Neural networks learned to tell one bird from another, enabling scientists to study their behavior in greater detail.
What’s new: Researchers from universities in Europe and Africa trained neural networks to recognize individual birds with up to 90 percent accuracy, as detailed in Methods in Ecology and Evolution.
How it works: Researchers collected data by attaching radio-frequency identification tags to 35 of the African songbirds known as sociable weavers. Then they set up cameras to snap pictures, tagged with each creature’s identity, automatically whenever one entered a feeding area.

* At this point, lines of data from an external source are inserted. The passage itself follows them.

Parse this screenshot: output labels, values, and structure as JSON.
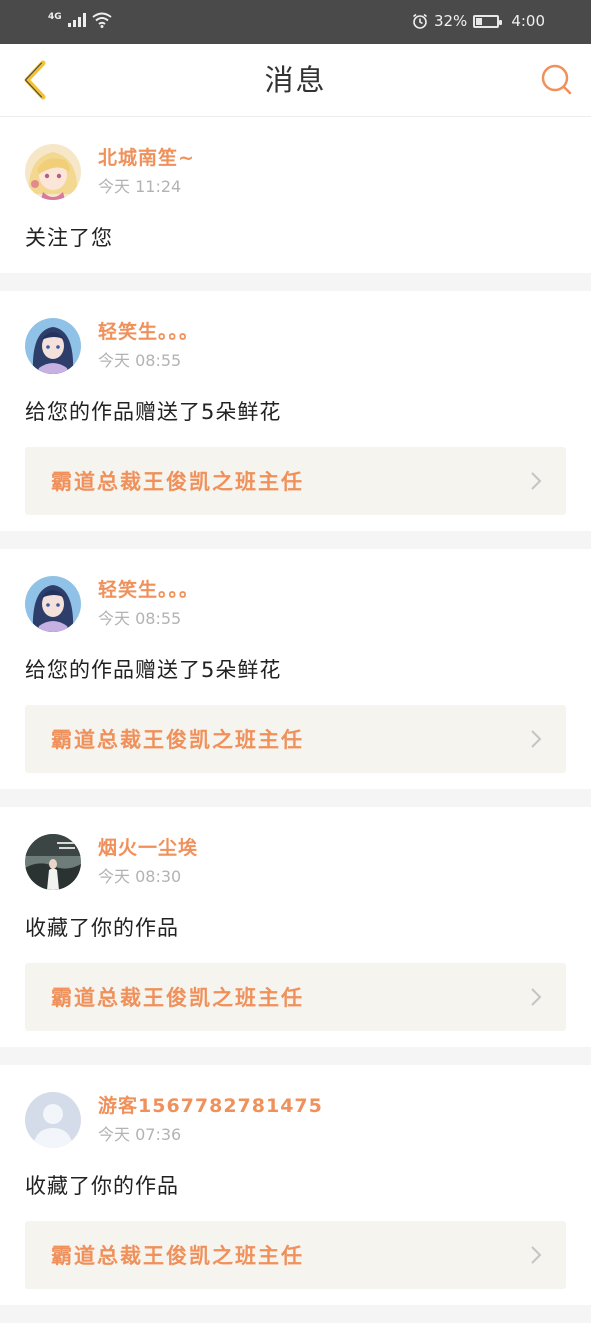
{
  "status_bar": {
    "network": "4G",
    "battery_percent": "32%",
    "battery_level": 0.32,
    "time": "4:00"
  },
  "nav": {
    "title": "消息"
  },
  "colors": {
    "accent": "#f0905a",
    "back_icon": "#f3c335",
    "work_bg": "#f5f4ef"
  },
  "messages": [
    {
      "username": "北城南笙~",
      "time": "今天 11:24",
      "action": "关注了您",
      "avatar": "anime-girl-blonde-avatar"
    },
    {
      "username": "轻笑生。。。",
      "time": "今天 08:55",
      "action": "给您的作品赠送了5朵鲜花",
      "work_title": "霸道总裁王俊凯之班主任",
      "avatar": "anime-girl-blue-avatar"
    },
    {
      "username": "轻笑生。。。",
      "time": "今天 08:55",
      "action": "给您的作品赠送了5朵鲜花",
      "work_title": "霸道总裁王俊凯之班主任",
      "avatar": "anime-girl-blue-avatar"
    },
    {
      "username": "烟火一尘埃",
      "time": "今天 08:30",
      "action": "收藏了你的作品",
      "work_title": "霸道总裁王俊凯之班主任",
      "avatar": "photo-avatar"
    },
    {
      "username": "游客1567782781475",
      "time": "今天 07:36",
      "action": "收藏了你的作品",
      "work_title": "霸道总裁王俊凯之班主任",
      "avatar": "default-user-avatar"
    }
  ]
}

- The researchers used the Mask R-CNN instance segmentation network trained on the Coco image dataset, which includes pictures of birds, to locate and crop the birds in each picture.
- They pretrained a VGG19 convolutional neural network on ImageNet and fine-tuned it on 900 images of each bird (plus augmentations) to recognize the individuals based on distinctive patterns on their back and wing feathers.
- The researchers used a similar method to train models to spot individuals of two other species as well.
Behind the news: AI is increasingly useful for identifying individuals of various animal species, including chimpanzees, elephants, and pigs.
Why it matters: The researchers aimed to learn how sociable weavers cooperate to build large, communal nests. Catching, tagging, and observing animals in the wild takes a lot of time and effort. AI that automates the process can free up researchers to focus on extracting insights from the behavioral data they gather.
We’re thinking: Now birds are getting the face recognition tweetment!